Though his music never attained the level of notoriety achieved by Snoop Dogg, RBX or Kurupt—rappers he'd befriended as a young dope dealer—Cuicide says his gravelly tone and self-reflective spin on G-Funk resonated with his peers. “People were recognizing my music because I was speaking about what everyone was going through,” he says. “I'm not the only one who walked in this lifestyle.”
He has released a total of three albums—his last being 1999's Wonder Why, which focuses on the natural state of war faced by those who manage to survive in LA's poorest neighborhoods.
Though there were a handful of mixtapes in the early 2000s, the rapper says he's just now putting the finishing touches on his first album in 14 years, The Storyboard. With or without a ton of album credits, his rep as a streetwise mentor to local up-and-comers is intact. But talking to young people about his struggles with suicide hadn't become a calling until after he was nearly killed twice—in '07 and '08—during two separate drive-by shootings in Compton. The first one left another bullet lodged in his body—his back this time—after he was shot in the stomach with an AK-47 by unknown assailants.
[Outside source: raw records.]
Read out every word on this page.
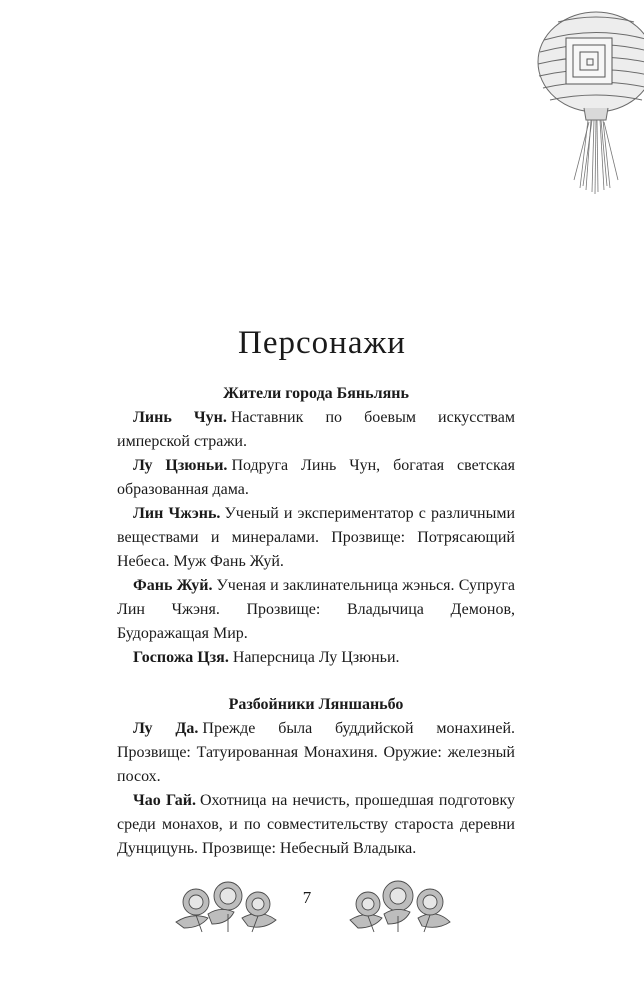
Персонажи

Жители города Бяньлянь

Линь Чун. Наставник по боевым искусствам имперской стражи.

Лу Цзюньи. Подруга Линь Чун, богатая светская образованная дама.

Лин Чжэнь. Ученый и экспериментатор с различными веществами и минералами. Прозвище: Потрясающий Небеса. Муж Фань Жуй.

Фань Жуй. Ученая и заклинательница жэнься. Супруга Лин Чжэня. Прозвище: Владычица Демонов, Будоражащая Мир.

Госпожа Цзя. Наперсница Лу Цзюньи.

Разбойники Ляншаньбо

Лу Да. Прежде была буддийской монахиней. Прозвище: Татуированная Монахиня. Оружие: железный посох.

Чао Гай. Охотница на нечисть, прошедшая подготовку среди монахов, и по совместительству староста деревни Дунцицунь. Прозвище: Небесный Владыка.

7
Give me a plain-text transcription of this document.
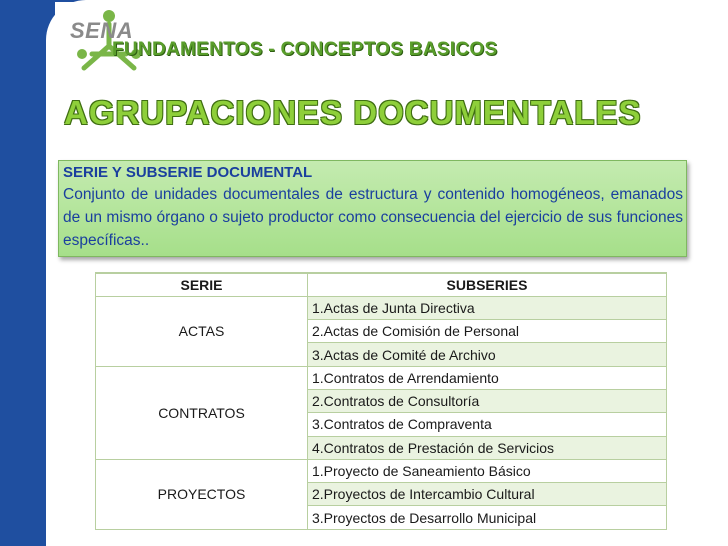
SENA
FUNDAMENTOS - CONCEPTOS BASICOS
AGRUPACIONES DOCUMENTALES
SERIE Y SUBSERIE DOCUMENTAL
Conjunto de unidades documentales de estructura y contenido homogéneos, emanados de un mismo órgano o sujeto productor como consecuencia del ejercicio de sus funciones específicas..
SERIE	SUBSERIES
ACTAS	1.Actas de Junta Directiva
	2.Actas de Comisión de Personal
	3.Actas de Comité de Archivo
CONTRATOS	1.Contratos de Arrendamiento
	2.Contratos de Consultoría
	3.Contratos de Compraventa
	4.Contratos de Prestación de Servicios
PROYECTOS	1.Proyecto de Saneamiento Básico
	2.Proyectos de Intercambio Cultural
	3.Proyectos de Desarrollo Municipal
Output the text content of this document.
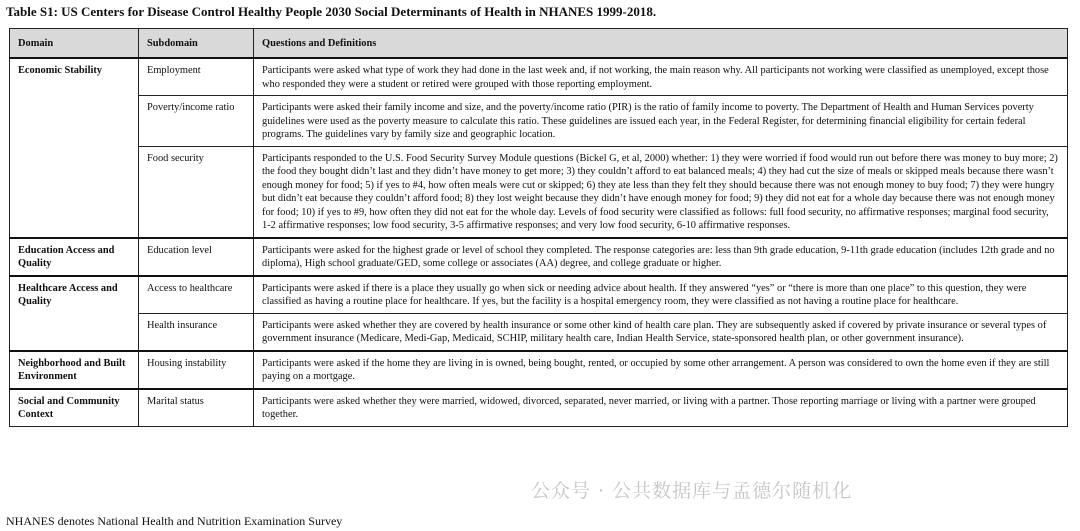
Table S1: US Centers for Disease Control Healthy People 2030 Social Determinants of Health in NHANES 1999-2018.
Domain	Subdomain	Questions and Definitions
Economic Stability	Employment	Participants were asked what type of work they had done in the last week and, if not working, the main reason why. All participants not working were classified as unemployed, except those who responded they were a student or retired were grouped with those reporting employment.
	Poverty/income ratio	Participants were asked their family income and size, and the poverty/income ratio (PIR) is the ratio of family income to poverty. The Department of Health and Human Services poverty guidelines were used as the poverty measure to calculate this ratio. These guidelines are issued each year, in the Federal Register, for determining financial eligibility for certain federal programs. The guidelines vary by family size and geographic location.
	Food security	Participants responded to the U.S. Food Security Survey Module questions (Bickel G, et al, 2000) whether: 1) they were worried if food would run out before there was money to buy more; 2) the food they bought didn’t last and they didn’t have money to get more; 3) they couldn’t afford to eat balanced meals; 4) they had cut the size of meals or skipped meals because there wasn’t enough money for food; 5) if yes to #4, how often meals were cut or skipped; 6) they ate less than they felt they should because there was not enough money to buy food; 7) they were hungry but didn’t eat because they couldn’t afford food; 8) they lost weight because they didn’t have enough money for food; 9) they did not eat for a whole day because there was not enough money for food; 10) if yes to #9, how often they did not eat for the whole day. Levels of food security were classified as follows: full food security, no affirmative responses; marginal food security, 1-2 affirmative responses; low food security, 3-5 affirmative responses; and very low food security, 6-10 affirmative responses.
Education Access and Quality	Education level	Participants were asked for the highest grade or level of school they completed. The response categories are: less than 9th grade education, 9-11th grade education (includes 12th grade and no diploma), High school graduate/GED, some college or associates (AA) degree, and college graduate or higher.
Healthcare Access and Quality	Access to healthcare	Participants were asked if there is a place they usually go when sick or needing advice about health. If they answered “yes” or “there is more than one place” to this question, they were classified as having a routine place for healthcare. If yes, but the facility is a hospital emergency room, they were classified as not having a routine place for healthcare.
	Health insurance	Participants were asked whether they are covered by health insurance or some other kind of health care plan. They are subsequently asked if covered by private insurance or several types of government insurance (Medicare, Medi-Gap, Medicaid, SCHIP, military health care, Indian Health Service, state-sponsored health plan, or other government insurance).
Neighborhood and Built Environment	Housing instability	Participants were asked if the home they are living in is owned, being bought, rented, or occupied by some other arrangement. A person was considered to own the home even if they are still paying on a mortgage.
Social and Community Context	Marital status	Participants were asked whether they were married, widowed, divorced, separated, never married, or living with a partner. Those reporting marriage or living with a partner were grouped together.
NHANES denotes National Health and Nutrition Examination Survey
公众号 · 公共数据库与孟德尔随机化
After surviving three near-death experiences, Cuicide's desire to share his story led him to reach out; he was soon contacted by schoolteachers and youth-program coordinators. Videos of his lectures can be seen all over YouTube. His advocacy extends to just about every public-media outlet, including KDAY-FM 93.5; at the end of a recent segment with the station, he gave out his personal phone number (as he always does). [It's (310) 938-9376. He insisted we print it.] By the end of the day, he'd gotten three legitimate calls from people who had heard his message on the radio.
Cuicide says it's not uncommon for him to be contacted by strangers at all hours asking for real advice on how to deal with depression and suicidal thoughts. It's a service he's proud to offer, he says, one that reminds him that every distressed phone call is a chance to give someone the help he should've gotten all those years ago when he felt like no one would listen.
“Twenty-two years ago, I didn't even want to look at myself in the mirror,” Cuicide says. “But now when I look in the mirror, I'm looking at a person who's trying to create a way and make it better.”
“People were recognizing my music because I was speaking about what everyone was going through,” he says. “I'm not the only one who walked in this lifestyle.”